As mentioned before, the AI isn’t great at counting turns. It might not notice that the 20th question has passed. We’ve seen cases where an AI continued answering into question 21 and beyond, oblivious to the limit, until the human pointed it out. All these technical limitations mean that playing the answerer role fairly and flawlessly is currently a tall order for a general-purpose AI.
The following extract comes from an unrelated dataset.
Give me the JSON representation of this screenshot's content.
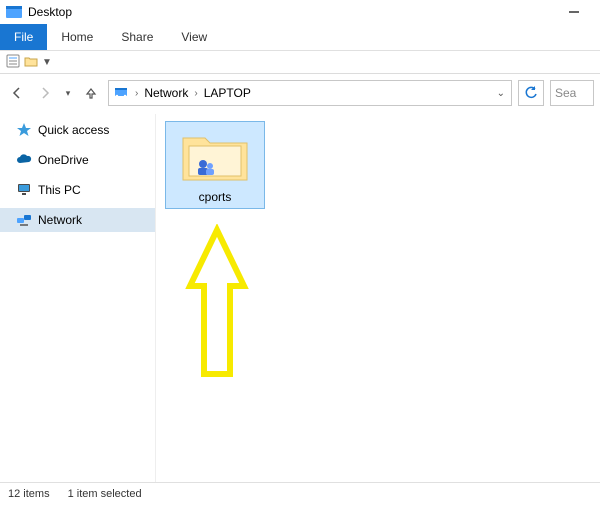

From a user perspective, these inconsistencies break the illusion of a fair game. People might joke that the AI “changes the answer at the end” or isn’t really thinking of anything at all. In our experiments, we’ve had to put constraints and reminders in the AI’s prompt to try to keep it honest: for instance, explicitly telling it, “You have chosen an object, now keep your answers consistent with that choice.” Even so, absolute trust is hard to come by – one weird answer and the magic is gone.
Fun, Insightful, and Still Improving
Our forays into 20 Questions with AI have been both entertaining and insightful. On the one hand, it’s amazing that you can have a chatbot play this game at all just by giving it the instruction. Sometimes the AI really will impress you by guessing your obscure object at question 17, or by answering every question about its secret item without slipping up. Those moments feel almost magical. But just as often, the cracks show: the AI asks something nonsensical, or it forgets a clue you gave it, or it confidently answers “No” to “Is it a book?” only to later reveal the answer was in fact a book. It’s a bit like playing with someone who has a very poor memory or a child who might impulsively change the game rules; you have to cut it some slack or the game falls apart. The current LLM simply doesn’t have an intrinsic concept of “fair play” or a built-in commitment to a hidden truth the way a person does. These failures can be frustrating for players and highlight the difference between genuine reasoning and the AI’s imitation of reasoning. In a conversational, low-stakes setting, these hiccups are usually harmless and even funny.
Newer models like GPT-4o already exhibit more coherent strategy and fewer blunders, suggesting that scale and refined training do yield emergent improvements in tasks like this. There is even research interest in using games like 20 Questions as benchmarks for an AI’s consistency and problem-solving skills. Each iteration of these models brings us a little closer to AI that can handle multi-turn reasoning tasks with more human-like accuracy.
For now, playing 20 Questions with AI is best approached in the spirit of exploration. It’s a neat way to test an AI’s limits and see how it responds when pushed into a corner of logic. Just don’t bet on it beating you in a fair match every time.